Presiden pun yakin bahwa penyidik Komisi Pemberantasan Korupsi (KPK) menyelesaikan perkara tersebut hingga tuntas dengan mengedepankan profesionalitas. Hal itu juga merupakan harapan rakyat.
Ia berharap kasus ini diproses dengan benar. Ia juga yakin bahwa KPK akan bertindak profesional terhadap kasus ini.
Kita tahu, perkara dugaan korupsi e-KTP sudah memasuki sidang perdana.

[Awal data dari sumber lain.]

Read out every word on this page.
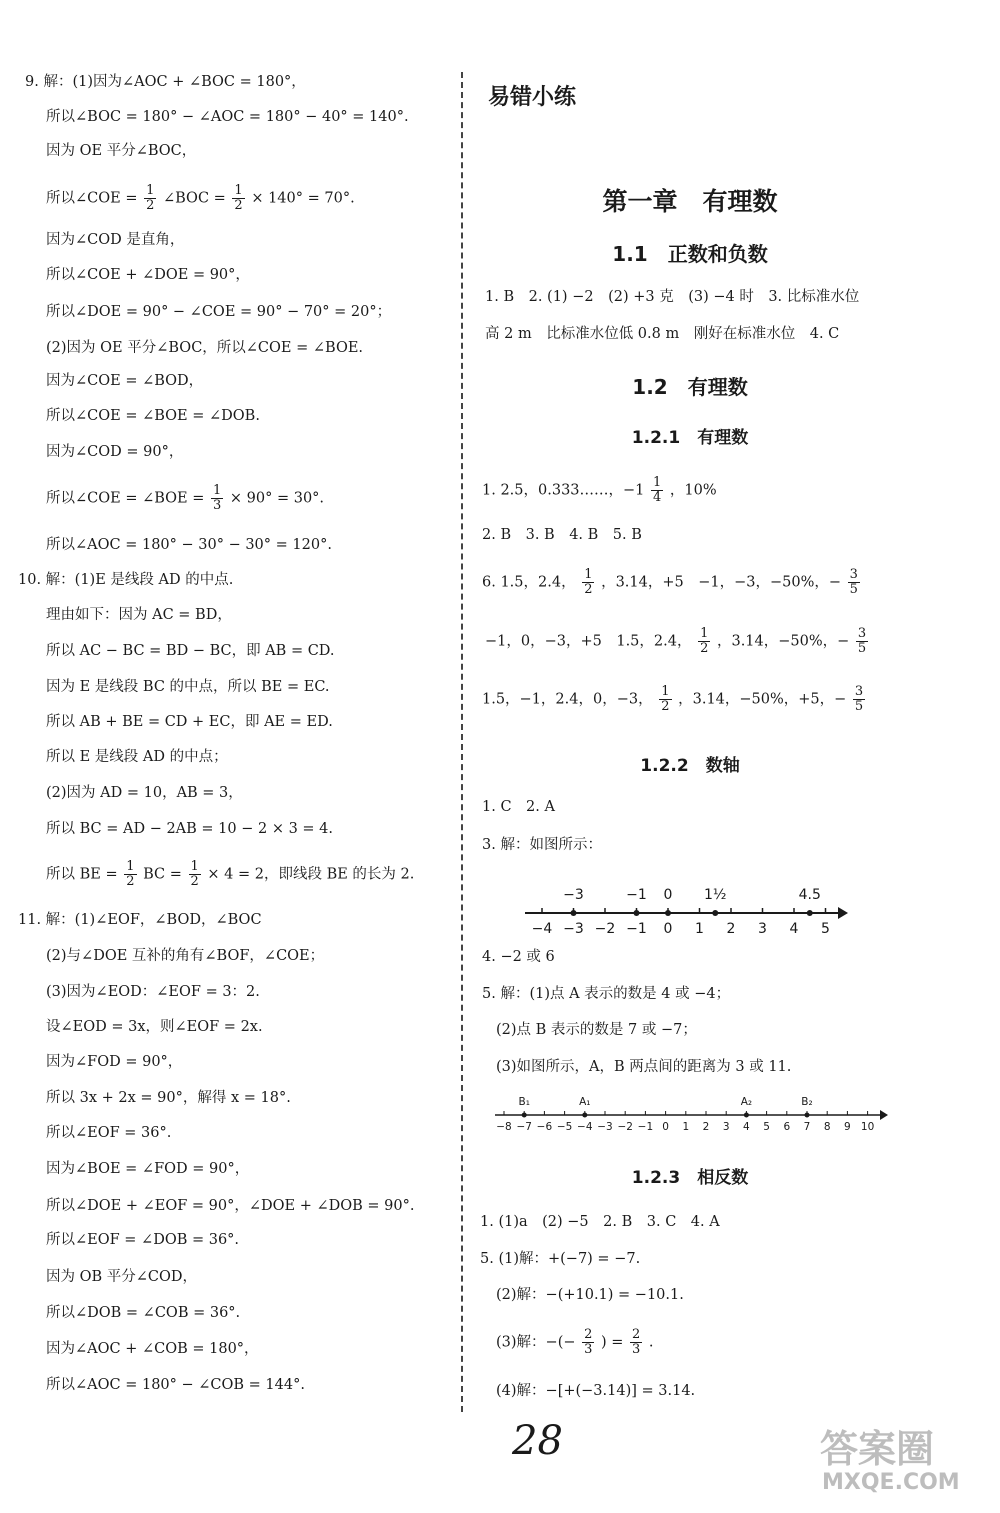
9. 解：(1)因为∠AOC + ∠BOC = 180°，
所以∠BOC = 180° − ∠AOC = 180° − 40° = 140°.
因为 OE 平分∠BOC，
所以∠COE = $\frac{1}{2}$ ∠BOC = $\frac{1}{2} \times 140^\circ = 70^\circ$.
因为∠COD 是直角，
所以∠COE + ∠DOE = 90°，
所以∠DOE = 90° − ∠COE = 90° − 70° = 20°；
(2)因为 OE 平分∠BOC，所以∠COE = ∠BOE.
因为∠COE = ∠BOD，
所以∠COE = ∠BOE = ∠DOB.
因为∠COD = 90°，
所以∠COE = ∠BOE = $\frac{1}{3} \times 90^\circ = 30^\circ$.
所以∠AOC = 180° − 30° − 30° = 120°.
10. 解：(1)E 是线段 AD 的中点.
理由如下：因为 AC = BD，
所以 AC − BC = BD − BC，即 AB = CD.
因为 E 是线段 BC 的中点，所以 BE = EC.
所以 AB + BE = CD + EC，即 AE = ED.
所以 E 是线段 AD 的中点；
(2)因为 AD = 10，AB = 3，
所以 BC = AD − 2AB = 10 − 2 × 3 = 4.
所以 BE = $\frac{1}{2}$ BC = $\frac{1}{2} \times 4 = 2$，即线段 BE 的长为 2.
11. 解：(1)∠EOF，∠BOD，∠BOC
(2)与∠DOE 互补的角有∠BOF，∠COE；
(3)因为∠EOD：∠EOF = 3：2.
设∠EOD = 3x，则∠EOF = 2x.
因为∠FOD = 90°，
所以 3x + 2x = 90°，解得 x = 18°.
所以∠EOF = 36°.
因为∠BOE = ∠FOD = 90°，
所以∠DOE + ∠EOF = 90°，∠DOE + ∠DOB = 90°.
所以∠EOF = ∠DOB = 36°.
因为 OB 平分∠COD，
所以∠DOB = ∠COB = 36°.
因为∠AOC + ∠COB = 180°，
所以∠AOC = 180° − ∠COB = 144°.
易错小练
第一章　有理数
1.1　正数和负数
1. B　2. (1) −2　(2) +3 克　(3) −4 时　3. 比标准水位
高 2 m　比标准水位低 0.8 m　刚好在标准水位　4. C
1.2　有理数
1.2.1　有理数
1. 2.5，0.333……，$-1 \frac{1}{4}$ ，10%
2. B　3. B　4. B　5. B
6. 1.5，2.4， $\frac{1}{2}$ ，3.14，+5　−1，−3，−50%，− $\frac{3}{5}$
−1，0，−3，+5　1.5，2.4， $\frac{1}{2}$ ，3.14，−50%，− $\frac{3}{5}$
1.5，−1，2.4，0，−3， $\frac{1}{2}$ ，3.14，−50%，+5，− $\frac{3}{5}$
1.2.2　数轴
1. C　2. A
3. 解：如图所示：
−4 −3 −2 −1 0 1 2 3 4 5
−3	−1 0 1½	4.5
4. −2 或 6
5. 解：(1)点 A 表示的数是 4 或 −4；
(2)点 B 表示的数是 7 或 −7；
(3)如图所示，A，B 两点间的距离为 3 或 11.
−8 −7 −6 −5 −4 −3 −2 −1 0 1 2 3 4 5 6 7 8 9 10
B₁	A₁	A₂	B₂
1.2.3　相反数
1. (1)a　(2) −5　2. B　3. C　4. A
5. (1)解：+(−7) = −7.
(2)解：−(+10.1) = −10.1.
(3)解：−(− $\frac{2}{3}$ ) = $\frac{2}{3}$ .
(4)解：−[+(−3.14)] = 3.14.
28	答案圈
MXQE.COM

Perkara itu menjerat mantan Direktur Pengelola Informasi Administrasi Kependudukan, Direktorat Jenderal Kependudukan dan Pencatatan Sipil Kemendagri Sugiharto, dan mantan Direktur Jenderal Kependudukan dan Pencatatan Sipil, Irman.
Saat ini, kedua nama itu sudah duduk di kursi terdakwa.
Dalam dakwaan yang dibacakan Jaksa Penuntut Umum (JPU) di Pengadilan Tipikor, Jakarta, Kamis (9/3) lalu, disebutkan bahwa sekitar Juli hingga Agustus 2010, DPR RI mulai melakukan pembahasan RAPBN TA 2011. Salah satunya soal anggaran proyeke-KTP.
Andi Agustinus alias Andi Narogong selaku pelaksana proyek beberapa kali melakukan pertemuan dengan sejumlah anggota DPR RI. Kemudian disetujui anggaran senilai Rp5,9 triliun dengan kompensasi Andi memberi fee kepada beberapa anggota DPR dan pejabat Kementerian Dalam Negeri.
Akhirnya disepakati 51 persen dari anggaran digunakan untuk proyek, sementara 49 persen untuk dibagi-bagikan ke Kemendagri, anggota DPR RI, dan keuntungan pelaksana pekerjaan atau rekanan.